A FAVOR
El presidente dijo que la separación de poderes siempre se ha respetado y no cree que la Justicia en Uruguay "sea presionable".
El presidente de la República, Luis Lacalle Pou, dio "el visto bueno" al ministro del Interior, Luis Alberto Heber, tras presentarse en Durazno para respaldar a los policías juzgados por la muerte del joven Santiago Cor.
"La separación de poderes en nuestro país además de estar claramente establecida en la Constitución ha tenido respeto histórico. Y al poder que más se ha respetado es al poder judicial, no he visto una intromisión del poder político ni del ejecutivo, ni el legislativo en la justicia", dijo el mandatario en conferencia de prensa desde Carmelo.
"No creo que la justicia de mi país sea presionable; si yo creyera eso estaríamos en un problema", agregó.
"Que el ministro del Interior respalde a un policía al cual considera, en el hecho específico, que amerita su respaldo, me parece un buen gesto. Le doy el visto bueno", cerró el presidente.
Por otra parte, el senador frenteamplista Charles Carrera tildó de “muy grave” la preocupación manifestada por la Asociación de Magistrados del Uruguay (AMU), que expresó sentir “un intento de presión indebida a la jueza actuante” por parte del ministro del Interior.
“Es muy grave que la Asociación de Magistrados denuncie que los jueces están siendo presionados por el Poder Ejecutivo”, expresó Carrera en su cuenta de Twitter.
“Le pedimos al Ministro Heber que reflexione, se ubique en su lugar y no avasalle a otro Poder del Estado.
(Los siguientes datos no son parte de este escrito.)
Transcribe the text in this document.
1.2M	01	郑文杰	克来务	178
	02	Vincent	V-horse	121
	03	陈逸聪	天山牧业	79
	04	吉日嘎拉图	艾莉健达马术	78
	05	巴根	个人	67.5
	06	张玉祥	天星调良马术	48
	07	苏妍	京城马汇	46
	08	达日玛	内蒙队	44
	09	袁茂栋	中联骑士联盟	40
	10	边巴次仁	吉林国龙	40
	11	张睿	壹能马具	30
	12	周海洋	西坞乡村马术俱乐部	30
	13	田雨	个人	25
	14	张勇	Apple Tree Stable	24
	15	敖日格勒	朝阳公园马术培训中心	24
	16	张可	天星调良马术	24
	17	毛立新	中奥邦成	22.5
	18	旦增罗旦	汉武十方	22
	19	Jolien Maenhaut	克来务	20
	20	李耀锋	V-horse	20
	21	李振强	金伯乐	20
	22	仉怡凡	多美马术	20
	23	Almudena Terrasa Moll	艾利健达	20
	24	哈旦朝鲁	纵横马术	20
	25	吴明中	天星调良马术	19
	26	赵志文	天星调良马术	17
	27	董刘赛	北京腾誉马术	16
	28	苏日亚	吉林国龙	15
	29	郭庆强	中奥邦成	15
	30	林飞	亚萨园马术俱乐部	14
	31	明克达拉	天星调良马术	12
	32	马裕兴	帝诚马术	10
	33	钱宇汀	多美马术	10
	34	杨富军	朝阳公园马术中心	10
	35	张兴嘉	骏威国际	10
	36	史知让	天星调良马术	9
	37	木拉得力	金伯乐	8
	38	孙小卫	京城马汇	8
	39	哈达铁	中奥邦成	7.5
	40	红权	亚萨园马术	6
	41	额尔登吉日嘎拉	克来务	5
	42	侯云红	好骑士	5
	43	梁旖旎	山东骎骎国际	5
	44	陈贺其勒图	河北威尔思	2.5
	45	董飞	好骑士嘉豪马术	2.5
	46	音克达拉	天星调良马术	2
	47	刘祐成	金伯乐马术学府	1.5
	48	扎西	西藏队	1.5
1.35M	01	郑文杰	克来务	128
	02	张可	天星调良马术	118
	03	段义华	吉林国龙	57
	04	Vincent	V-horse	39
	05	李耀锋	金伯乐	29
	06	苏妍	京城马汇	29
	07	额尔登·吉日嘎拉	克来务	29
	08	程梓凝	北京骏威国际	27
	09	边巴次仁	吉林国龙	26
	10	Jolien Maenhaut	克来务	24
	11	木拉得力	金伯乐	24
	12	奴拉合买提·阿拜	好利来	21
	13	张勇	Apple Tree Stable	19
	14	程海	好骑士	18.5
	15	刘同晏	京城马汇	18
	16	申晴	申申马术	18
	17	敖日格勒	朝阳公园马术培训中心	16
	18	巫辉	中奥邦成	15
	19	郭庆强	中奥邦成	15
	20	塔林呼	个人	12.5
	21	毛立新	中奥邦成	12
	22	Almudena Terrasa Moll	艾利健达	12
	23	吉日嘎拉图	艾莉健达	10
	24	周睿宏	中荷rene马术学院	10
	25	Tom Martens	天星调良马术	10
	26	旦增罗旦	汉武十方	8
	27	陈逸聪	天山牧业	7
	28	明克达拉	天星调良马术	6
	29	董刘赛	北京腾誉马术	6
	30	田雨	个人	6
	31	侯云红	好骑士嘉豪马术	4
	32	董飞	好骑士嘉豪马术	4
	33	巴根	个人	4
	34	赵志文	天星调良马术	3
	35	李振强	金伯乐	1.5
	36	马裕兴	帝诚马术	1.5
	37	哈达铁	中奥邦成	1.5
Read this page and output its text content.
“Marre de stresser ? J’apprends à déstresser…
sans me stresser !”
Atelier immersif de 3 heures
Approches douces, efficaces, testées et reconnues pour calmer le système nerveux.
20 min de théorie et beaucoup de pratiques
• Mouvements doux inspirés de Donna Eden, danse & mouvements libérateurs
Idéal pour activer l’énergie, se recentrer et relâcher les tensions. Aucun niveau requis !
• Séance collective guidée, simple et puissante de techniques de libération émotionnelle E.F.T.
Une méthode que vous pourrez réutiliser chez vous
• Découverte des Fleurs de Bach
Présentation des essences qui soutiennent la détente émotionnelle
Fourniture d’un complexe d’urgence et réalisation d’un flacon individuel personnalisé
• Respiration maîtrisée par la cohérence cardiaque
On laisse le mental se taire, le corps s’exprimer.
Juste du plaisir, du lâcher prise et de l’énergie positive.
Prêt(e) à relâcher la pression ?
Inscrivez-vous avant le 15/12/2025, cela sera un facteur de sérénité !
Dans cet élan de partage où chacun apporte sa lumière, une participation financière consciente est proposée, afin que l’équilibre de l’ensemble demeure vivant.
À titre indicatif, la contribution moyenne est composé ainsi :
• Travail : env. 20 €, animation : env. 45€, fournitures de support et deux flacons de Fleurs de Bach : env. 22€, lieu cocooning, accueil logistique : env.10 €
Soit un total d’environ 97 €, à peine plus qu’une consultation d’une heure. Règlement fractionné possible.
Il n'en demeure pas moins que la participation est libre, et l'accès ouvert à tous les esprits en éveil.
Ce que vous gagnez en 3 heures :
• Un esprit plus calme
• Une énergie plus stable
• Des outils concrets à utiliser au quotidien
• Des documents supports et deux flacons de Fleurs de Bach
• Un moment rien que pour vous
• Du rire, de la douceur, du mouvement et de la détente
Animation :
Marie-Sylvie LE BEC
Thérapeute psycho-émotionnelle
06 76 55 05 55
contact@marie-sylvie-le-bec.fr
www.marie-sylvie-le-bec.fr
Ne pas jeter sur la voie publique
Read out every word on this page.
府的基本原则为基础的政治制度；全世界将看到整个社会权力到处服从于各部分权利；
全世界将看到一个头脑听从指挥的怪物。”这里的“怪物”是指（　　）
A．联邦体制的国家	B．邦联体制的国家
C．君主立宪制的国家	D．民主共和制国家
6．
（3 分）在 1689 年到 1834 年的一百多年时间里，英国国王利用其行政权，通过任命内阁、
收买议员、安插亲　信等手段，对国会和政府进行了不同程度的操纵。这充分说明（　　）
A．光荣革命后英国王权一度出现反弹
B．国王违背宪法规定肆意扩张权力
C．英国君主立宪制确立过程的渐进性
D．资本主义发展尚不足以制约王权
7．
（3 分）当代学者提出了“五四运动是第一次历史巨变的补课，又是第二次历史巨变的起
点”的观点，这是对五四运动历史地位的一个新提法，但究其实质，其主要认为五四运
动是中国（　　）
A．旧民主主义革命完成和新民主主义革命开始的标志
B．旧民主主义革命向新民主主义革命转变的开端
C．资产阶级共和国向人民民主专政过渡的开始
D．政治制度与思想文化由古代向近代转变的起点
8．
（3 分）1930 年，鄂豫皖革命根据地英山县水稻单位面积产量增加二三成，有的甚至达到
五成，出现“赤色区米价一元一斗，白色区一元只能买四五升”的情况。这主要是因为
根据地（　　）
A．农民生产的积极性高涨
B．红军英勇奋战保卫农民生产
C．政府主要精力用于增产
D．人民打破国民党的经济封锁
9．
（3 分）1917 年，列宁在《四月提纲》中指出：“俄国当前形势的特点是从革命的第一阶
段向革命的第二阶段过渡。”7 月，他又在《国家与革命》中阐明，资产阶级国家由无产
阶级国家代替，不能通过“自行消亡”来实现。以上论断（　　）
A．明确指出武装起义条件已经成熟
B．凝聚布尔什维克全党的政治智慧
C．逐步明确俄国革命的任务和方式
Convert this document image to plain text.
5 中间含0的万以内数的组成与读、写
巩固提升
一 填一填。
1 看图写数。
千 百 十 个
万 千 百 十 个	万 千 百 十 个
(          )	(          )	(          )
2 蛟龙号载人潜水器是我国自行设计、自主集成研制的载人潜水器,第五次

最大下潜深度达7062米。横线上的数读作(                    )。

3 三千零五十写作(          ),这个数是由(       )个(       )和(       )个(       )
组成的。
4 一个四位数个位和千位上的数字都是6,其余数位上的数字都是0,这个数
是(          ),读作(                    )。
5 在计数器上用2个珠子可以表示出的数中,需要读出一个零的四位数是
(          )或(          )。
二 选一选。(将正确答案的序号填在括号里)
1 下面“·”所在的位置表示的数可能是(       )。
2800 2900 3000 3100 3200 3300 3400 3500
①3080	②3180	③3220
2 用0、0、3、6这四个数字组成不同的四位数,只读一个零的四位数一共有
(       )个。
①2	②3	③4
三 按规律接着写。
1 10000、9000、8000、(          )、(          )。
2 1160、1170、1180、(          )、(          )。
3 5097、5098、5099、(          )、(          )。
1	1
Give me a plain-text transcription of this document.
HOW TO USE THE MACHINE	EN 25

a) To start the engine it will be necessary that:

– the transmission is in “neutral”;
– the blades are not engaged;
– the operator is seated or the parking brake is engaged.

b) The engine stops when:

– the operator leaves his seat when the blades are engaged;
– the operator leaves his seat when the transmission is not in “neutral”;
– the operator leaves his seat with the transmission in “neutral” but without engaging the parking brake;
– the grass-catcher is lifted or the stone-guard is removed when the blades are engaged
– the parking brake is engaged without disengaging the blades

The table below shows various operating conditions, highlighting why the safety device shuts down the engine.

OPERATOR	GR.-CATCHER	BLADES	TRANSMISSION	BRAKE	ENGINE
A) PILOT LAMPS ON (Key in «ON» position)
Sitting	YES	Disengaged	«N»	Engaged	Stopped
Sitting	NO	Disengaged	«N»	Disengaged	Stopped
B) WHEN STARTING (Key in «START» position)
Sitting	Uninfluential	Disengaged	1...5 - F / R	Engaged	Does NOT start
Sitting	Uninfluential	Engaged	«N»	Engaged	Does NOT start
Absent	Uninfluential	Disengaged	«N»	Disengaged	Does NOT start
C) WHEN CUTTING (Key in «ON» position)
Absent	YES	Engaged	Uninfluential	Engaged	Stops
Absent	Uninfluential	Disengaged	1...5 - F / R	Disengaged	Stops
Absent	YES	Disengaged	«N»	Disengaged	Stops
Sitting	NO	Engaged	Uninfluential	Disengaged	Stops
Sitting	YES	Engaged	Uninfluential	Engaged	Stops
La Justicia debe tener independencia para actuar”, agregó el senador.
Es muy grave que la Asociación de Magistrados denuncie que los jueces están siendo presionados por el Poder Ejecutivo. Le pedimos al Ministro Heber que reflexione, se ubique en su lugar y no avasalle a otro Poder del Estado. La Justicia debe tener independencia para actuar. pic.twitter.com/ssSRbf5IGt
— Charles Carrera Leal (@ChCarreraLeal) March 8, 2022
La AMU dijo en un comunicado que “Tanto la presencia del jerarca en el lugar, como sus declaraciones públicas, respecto a que se trata de una ‘formalización que no entiende' o que el juicio que se inicia es 'un mal mensaje a la Policía’” generaron preocupación a los magistrados. “Puede representar un intento de presión indebida a la jueza actuante y provocan una afectación de la fundamental separación de poderes”, agregaba el comunicado.